An entry-level deal for Hughes carries a cap hit around $950K — the CBA maximum. That's it. In a world where the Oilers are paying Leon Draisaitl $14 million and Connor McDavid $12.5 million, finding a forward who can chip in 25-35 points for under a million dollars is how you keep a contender's depth chart alive. Nobody throws a parade for an ELC signing. But Edmonton's pipeline situation means college free agents are the cheapest and fastest path to inject talent — and they can't afford to miss on the good ones.

Timing is the complication. Michigan plays in the Frozen Four starting April 9. If the Wolverines make a deep run — and at 28-7-1, they probably will — Hughes won't be available to sign until mid-April. By then, other teams will have circled. Marek didn't mention competing suitors, but online chatter among Oilers fans suggests they're not the only ones watching (they rarely are with 50-point college captains). Edmonton went to see him in person for a reason — they want to be first in line when the handshake window opens.

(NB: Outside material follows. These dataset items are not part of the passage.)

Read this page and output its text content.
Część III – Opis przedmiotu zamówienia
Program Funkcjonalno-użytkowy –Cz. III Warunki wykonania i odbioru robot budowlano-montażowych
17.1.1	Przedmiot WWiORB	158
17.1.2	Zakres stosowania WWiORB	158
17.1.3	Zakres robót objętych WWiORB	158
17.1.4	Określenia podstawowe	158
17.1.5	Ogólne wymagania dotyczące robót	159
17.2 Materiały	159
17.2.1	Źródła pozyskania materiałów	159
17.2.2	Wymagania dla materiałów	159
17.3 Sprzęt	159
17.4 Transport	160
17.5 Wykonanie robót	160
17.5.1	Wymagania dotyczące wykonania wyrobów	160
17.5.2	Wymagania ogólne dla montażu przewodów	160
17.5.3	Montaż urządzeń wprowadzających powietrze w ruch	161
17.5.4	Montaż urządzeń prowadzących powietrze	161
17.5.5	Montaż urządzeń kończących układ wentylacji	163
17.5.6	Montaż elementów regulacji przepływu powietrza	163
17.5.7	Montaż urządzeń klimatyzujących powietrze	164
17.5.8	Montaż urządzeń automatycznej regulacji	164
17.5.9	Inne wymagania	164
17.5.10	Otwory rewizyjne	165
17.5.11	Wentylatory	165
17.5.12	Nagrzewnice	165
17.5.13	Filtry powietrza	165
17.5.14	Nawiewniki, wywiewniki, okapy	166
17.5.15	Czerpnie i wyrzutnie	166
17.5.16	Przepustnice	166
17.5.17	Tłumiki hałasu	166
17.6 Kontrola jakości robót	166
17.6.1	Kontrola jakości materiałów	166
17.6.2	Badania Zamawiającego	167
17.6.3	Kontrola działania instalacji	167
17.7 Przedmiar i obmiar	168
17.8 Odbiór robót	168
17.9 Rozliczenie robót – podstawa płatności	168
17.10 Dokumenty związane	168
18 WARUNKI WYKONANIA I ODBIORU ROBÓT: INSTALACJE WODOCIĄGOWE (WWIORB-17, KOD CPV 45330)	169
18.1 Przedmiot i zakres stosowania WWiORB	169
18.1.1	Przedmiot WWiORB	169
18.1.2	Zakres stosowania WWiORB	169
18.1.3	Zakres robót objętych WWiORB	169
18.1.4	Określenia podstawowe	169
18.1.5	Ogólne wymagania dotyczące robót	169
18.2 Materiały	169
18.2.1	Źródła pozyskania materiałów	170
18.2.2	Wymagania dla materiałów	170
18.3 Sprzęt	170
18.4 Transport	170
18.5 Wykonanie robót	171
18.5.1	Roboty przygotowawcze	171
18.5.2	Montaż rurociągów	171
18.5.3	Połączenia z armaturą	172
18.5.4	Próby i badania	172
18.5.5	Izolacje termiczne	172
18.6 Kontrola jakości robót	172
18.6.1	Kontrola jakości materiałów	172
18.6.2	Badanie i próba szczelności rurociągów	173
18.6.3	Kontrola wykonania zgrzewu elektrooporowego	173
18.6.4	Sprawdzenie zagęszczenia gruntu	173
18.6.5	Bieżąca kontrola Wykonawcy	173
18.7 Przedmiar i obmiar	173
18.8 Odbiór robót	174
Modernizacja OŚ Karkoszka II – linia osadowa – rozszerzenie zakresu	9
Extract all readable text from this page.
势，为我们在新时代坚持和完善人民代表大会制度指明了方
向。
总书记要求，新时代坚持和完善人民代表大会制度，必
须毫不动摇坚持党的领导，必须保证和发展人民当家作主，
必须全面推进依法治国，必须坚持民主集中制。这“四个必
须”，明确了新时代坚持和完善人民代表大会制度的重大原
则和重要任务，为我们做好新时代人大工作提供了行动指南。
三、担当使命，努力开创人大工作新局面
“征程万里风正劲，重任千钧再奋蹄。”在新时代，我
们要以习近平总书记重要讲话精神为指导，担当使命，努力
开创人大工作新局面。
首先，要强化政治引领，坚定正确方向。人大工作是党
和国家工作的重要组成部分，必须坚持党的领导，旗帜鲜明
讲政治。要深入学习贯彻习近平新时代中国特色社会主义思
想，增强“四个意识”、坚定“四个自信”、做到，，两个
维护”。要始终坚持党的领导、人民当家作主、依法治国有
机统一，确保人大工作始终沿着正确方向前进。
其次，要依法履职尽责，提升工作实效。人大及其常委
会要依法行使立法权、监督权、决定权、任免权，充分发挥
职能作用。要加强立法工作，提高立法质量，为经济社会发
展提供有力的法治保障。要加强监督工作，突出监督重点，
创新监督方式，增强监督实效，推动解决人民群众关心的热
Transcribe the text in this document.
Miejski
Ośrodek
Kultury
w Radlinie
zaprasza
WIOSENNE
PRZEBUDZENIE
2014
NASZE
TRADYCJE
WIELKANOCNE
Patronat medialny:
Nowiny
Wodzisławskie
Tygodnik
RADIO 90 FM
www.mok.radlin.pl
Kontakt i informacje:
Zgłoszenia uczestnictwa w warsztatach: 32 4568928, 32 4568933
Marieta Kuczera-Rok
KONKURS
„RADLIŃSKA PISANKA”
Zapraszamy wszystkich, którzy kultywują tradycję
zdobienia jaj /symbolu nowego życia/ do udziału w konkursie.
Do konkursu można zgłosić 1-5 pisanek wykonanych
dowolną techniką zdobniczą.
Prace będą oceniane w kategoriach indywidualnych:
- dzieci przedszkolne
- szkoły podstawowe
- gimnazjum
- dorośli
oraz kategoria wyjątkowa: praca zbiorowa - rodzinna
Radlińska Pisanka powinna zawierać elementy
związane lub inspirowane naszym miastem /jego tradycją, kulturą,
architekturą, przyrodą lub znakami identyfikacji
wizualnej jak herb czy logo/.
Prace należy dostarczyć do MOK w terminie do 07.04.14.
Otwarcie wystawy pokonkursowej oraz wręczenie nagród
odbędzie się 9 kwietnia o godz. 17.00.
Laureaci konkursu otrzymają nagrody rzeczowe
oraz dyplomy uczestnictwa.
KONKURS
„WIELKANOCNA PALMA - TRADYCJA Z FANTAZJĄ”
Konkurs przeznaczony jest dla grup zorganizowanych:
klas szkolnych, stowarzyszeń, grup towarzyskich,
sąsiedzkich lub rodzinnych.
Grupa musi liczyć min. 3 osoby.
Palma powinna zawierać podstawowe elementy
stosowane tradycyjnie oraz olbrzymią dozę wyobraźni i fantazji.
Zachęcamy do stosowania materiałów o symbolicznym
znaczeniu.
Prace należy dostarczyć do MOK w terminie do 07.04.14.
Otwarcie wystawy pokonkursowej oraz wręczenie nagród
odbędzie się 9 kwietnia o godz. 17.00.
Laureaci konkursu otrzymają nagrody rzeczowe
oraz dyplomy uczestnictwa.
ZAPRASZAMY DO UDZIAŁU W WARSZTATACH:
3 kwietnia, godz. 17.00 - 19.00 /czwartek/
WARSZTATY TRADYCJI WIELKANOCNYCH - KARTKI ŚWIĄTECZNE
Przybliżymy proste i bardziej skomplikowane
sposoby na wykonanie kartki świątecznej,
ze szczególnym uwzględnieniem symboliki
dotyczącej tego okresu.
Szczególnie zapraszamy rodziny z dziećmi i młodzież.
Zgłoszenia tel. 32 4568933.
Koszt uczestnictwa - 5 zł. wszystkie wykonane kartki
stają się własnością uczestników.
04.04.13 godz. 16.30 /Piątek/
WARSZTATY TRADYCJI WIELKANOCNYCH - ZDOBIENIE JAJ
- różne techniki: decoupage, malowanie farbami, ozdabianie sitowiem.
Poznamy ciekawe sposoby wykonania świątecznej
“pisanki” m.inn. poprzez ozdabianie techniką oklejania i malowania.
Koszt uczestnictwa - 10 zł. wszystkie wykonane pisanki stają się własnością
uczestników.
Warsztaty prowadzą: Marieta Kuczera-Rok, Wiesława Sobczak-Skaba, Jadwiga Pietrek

One college free agent won't fix a franchise that traded away its next two first-round picks. That's just math. But a 24-year-old captain putting up 1.39 points per game at the top-ranked program in the country, available for under a million bucks? Edmonton's current situation doesn't leave room to pass on that.

Frequently Asked Questions

Is T.J. Hughes an NHL draft pick?

No. Hughes went undrafted and took the junior-A-to-college route, playing three seasons with the Brooks Bandits in the AJHL before earning a scholarship at Michigan. His 66-goal AJHL season in 2021-22 is what caught the Wolverines' attention. At 24, he's older than most college free agents, which actually works in his favor — teams view him as closer to NHL-ready than a 21-year-old sophomore would be.

How many points does T.J. Hughes have in his college career?

Hughes has 172 points (66 goals, 106 assists) in 152 career games at Michigan. His senior year has been his best — 50 points in 36 games for a 1.39 points-per-game average, up from 1.06 PPG as a junior. He also recorded a career-high five-point game (four goals, one assist) against Penn State in November 2024.

When can NCAA free agents sign with NHL teams?

Players can sign once their college season officially ends or when they leave their program. For Hughes, that means after Michigan's NCAA tournament involvement concludes. With the Frozen Four scheduled for April 9-11 in Las Vegas, Hughes could be available as early as mid-April. Teams typically begin informal conversations before the signing window opens, which is what Edmonton's in-person scouting trip likely represented.

Why don't the Edmonton Oilers have first-round draft picks?

Edmonton traded its 2026 first-rounder to San Jose in March 2025 as part of the Jake Walman acquisition. The 2027 first-round pick went to Chicago on March 4, 2026, in the deal for Jason Dickinson and Colton Dach — that pick is top-12 protected but will almost certainly convey given the Oilers are a perennial playoff team. This draft capital drought is why college free agents like Hughes have become a strategic priority for GM Stan Bowman.